Today, however, you are hearing voices tell you that the rights of individuals must be “limited” to take the “needs of society” into account. Indeed, does hardly a day go by when some obtuse politician, from a Cheyenne City Council member on up to the President of the United States, doesn’t tell you so?

Such fools are completely ignorant of the facts of our American history; their voices are the utterances of would-be despots, totalitarians and dictators. And the greatest danger you face is that you will swallow their twaddle, thereby handing them a victory over your remaining liberties they would otherwise have to wrest from you by force.

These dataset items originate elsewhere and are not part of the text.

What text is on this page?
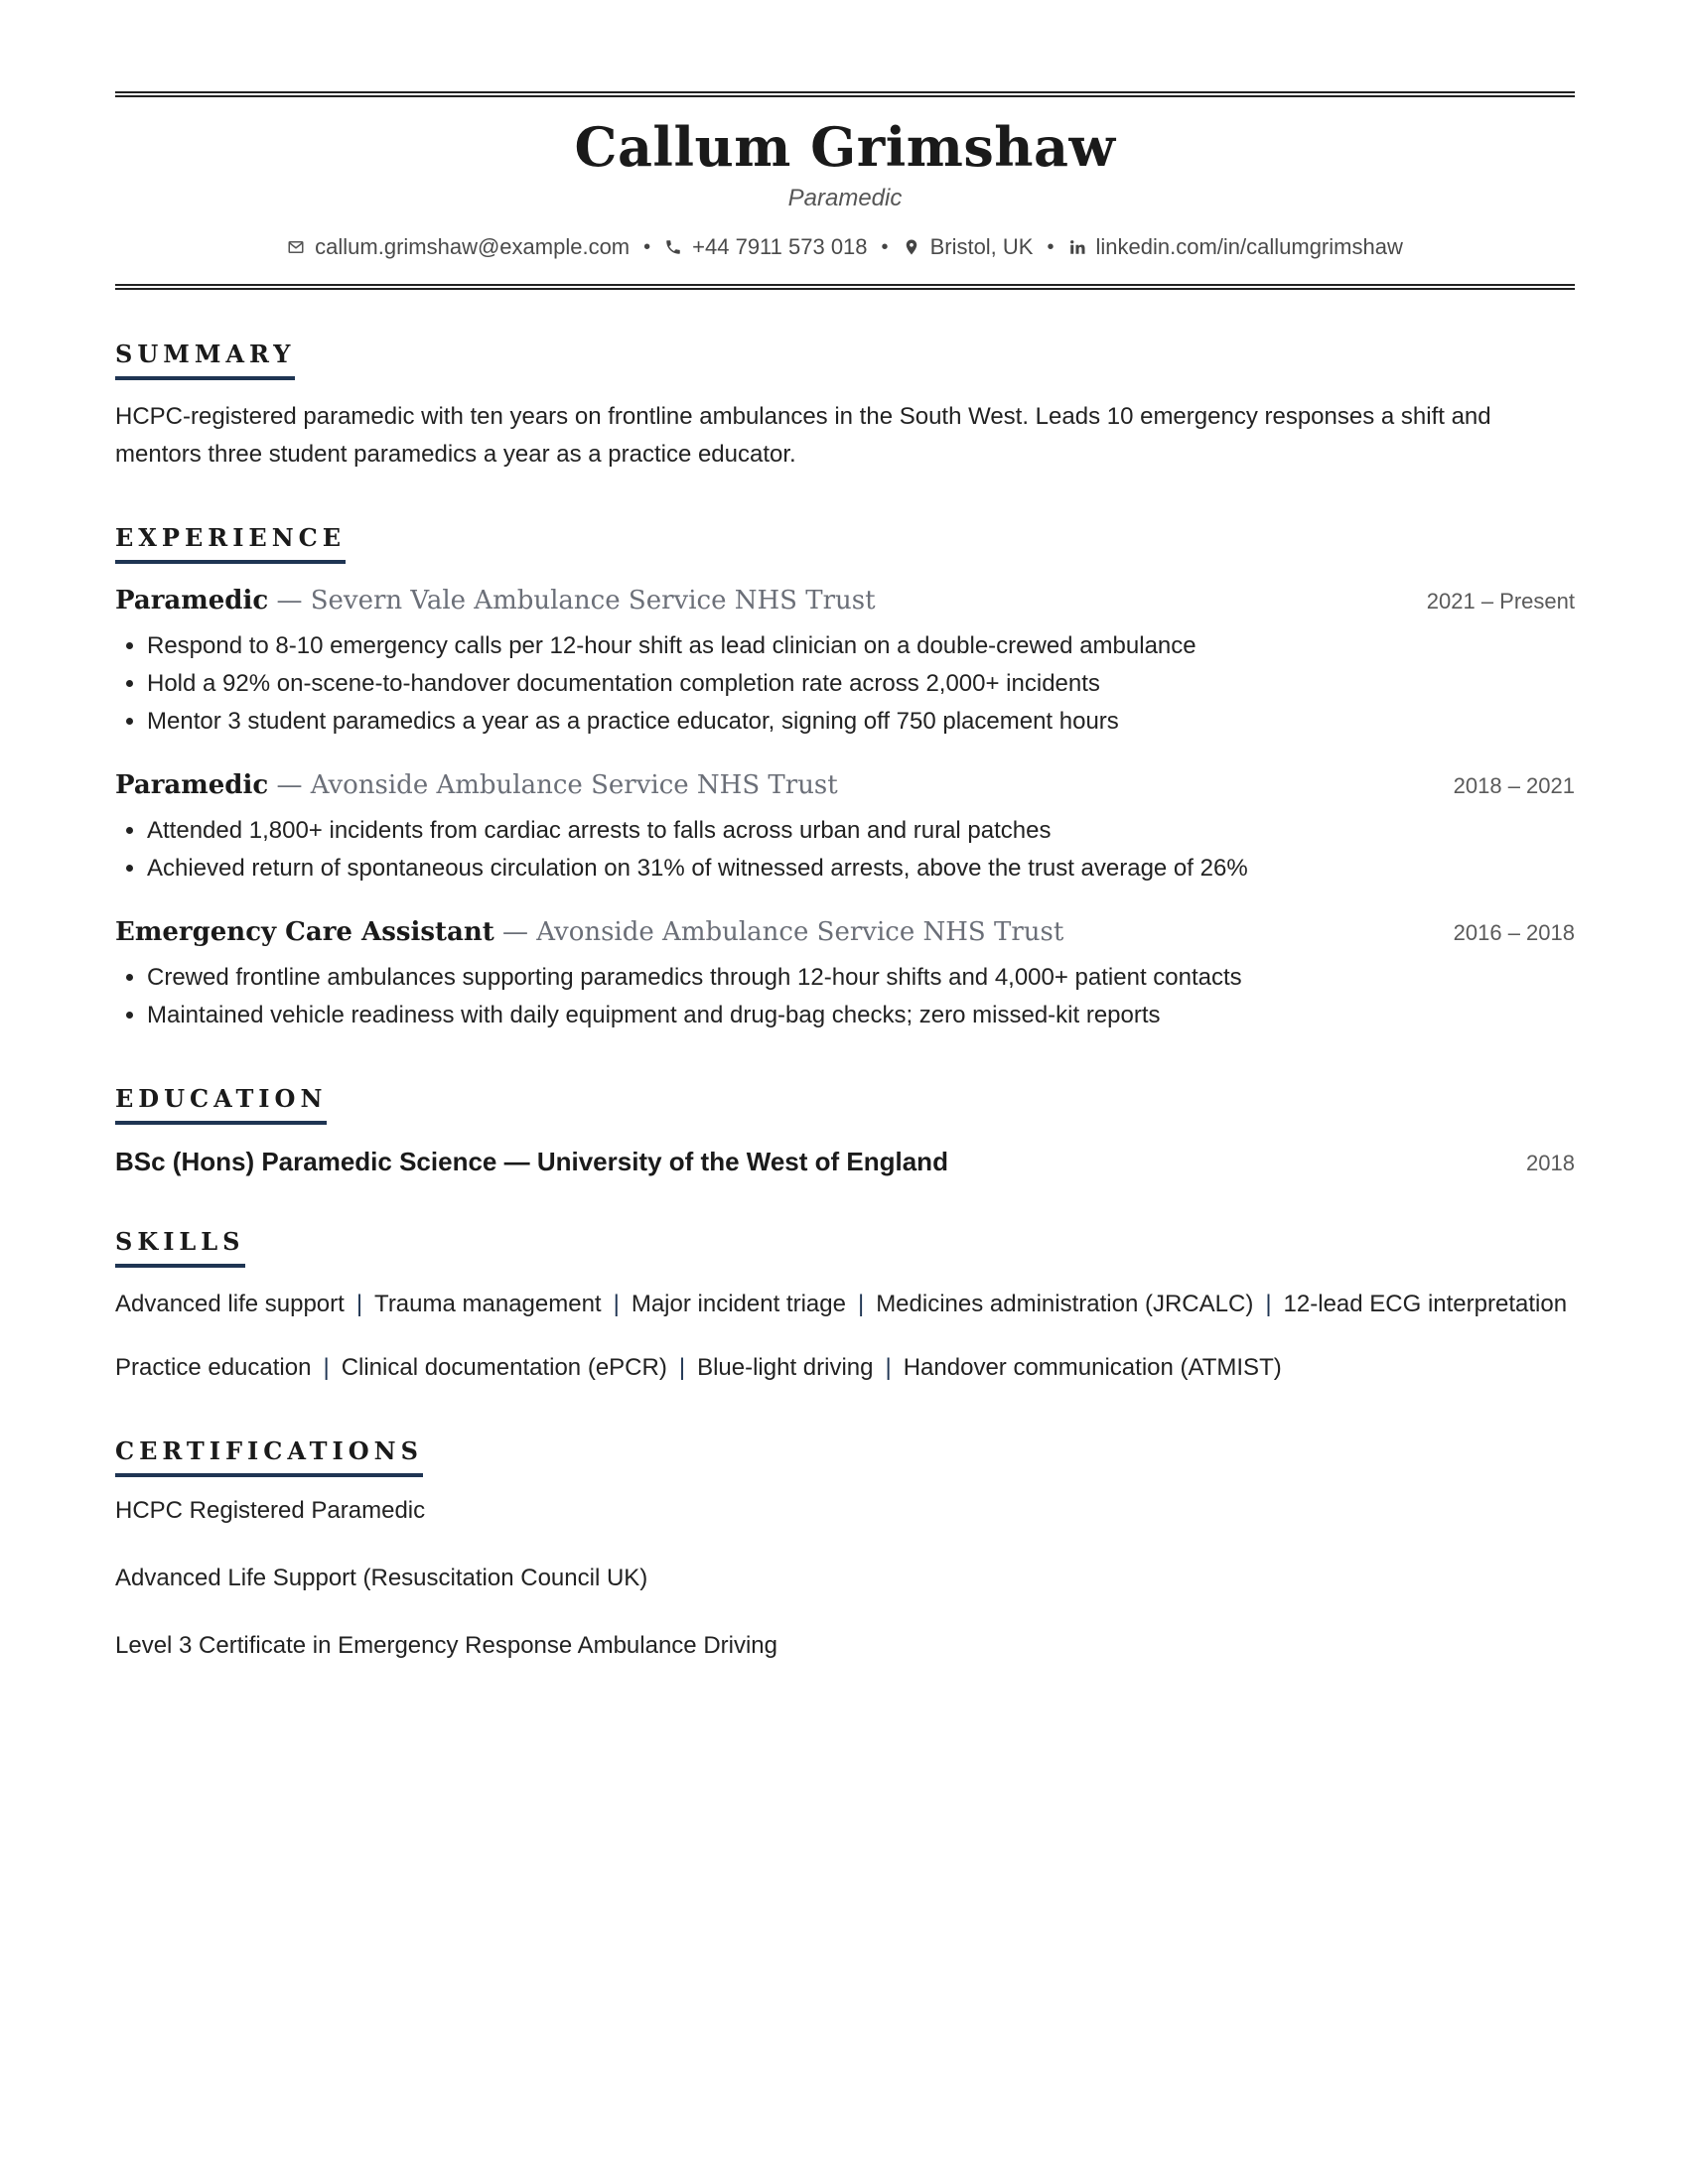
Callum Grimshaw
Paramedic
callum.grimshaw@example.com • +44 7911 573 018 • Bristol, UK • linkedin.com/in/callumgrimshaw
SUMMARY

HCPC-registered paramedic with ten years on frontline ambulances in the South West. Leads 10 emergency responses a shift and mentors three student paramedics a year as a practice educator.

EXPERIENCE
Paramedic — Severn Vale Ambulance Service NHS Trust	2021 – Present
• Respond to 8-10 emergency calls per 12-hour shift as lead clinician on a double-crewed ambulance
• Hold a 92% on-scene-to-handover documentation completion rate across 2,000+ incidents
• Mentor 3 student paramedics a year as a practice educator, signing off 750 placement hours
Paramedic — Avonside Ambulance Service NHS Trust	2018 – 2021
• Attended 1,800+ incidents from cardiac arrests to falls across urban and rural patches
• Achieved return of spontaneous circulation on 31% of witnessed arrests, above the trust average of 26%
Emergency Care Assistant — Avonside Ambulance Service NHS Trust	2016 – 2018
• Crewed frontline ambulances supporting paramedics through 12-hour shifts and 4,000+ patient contacts
• Maintained vehicle readiness with daily equipment and drug-bag checks; zero missed-kit reports
EDUCATION
BSc (Hons) Paramedic Science — University of the West of England	2018
SKILLS
Advanced life support | Trauma management | Major incident triage | Medicines administration (JRCALC) | 12-lead ECG interpretation
Practice education | Clinical documentation (ePCR) | Blue-light driving | Handover communication (ATMIST)
CERTIFICATIONS
HCPC Registered Paramedic
Advanced Life Support (Resuscitation Council UK)
Level 3 Certificate in Emergency Response Ambulance Driving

Don’t do it! No form of exploitation can continue for long without the consent of the exploited, and the greatest weapons in your arsenal are a solid understanding of the proper role of government in your life – as well as a profound refusal to grant any wanna-be authoritarian the “right” to control the peaceful use of your property.

So, while you’re heating up the barbeque this Independence Day, perhaps you should pull out a copy of the Declaration and read it. For, when you have finished it, you will once again appreciate the heritage that created what used to be the greatest country on Earth – and, possibly, just maybe, come to understand the nature of the collectivist forces that have been at work to destroy it ever since.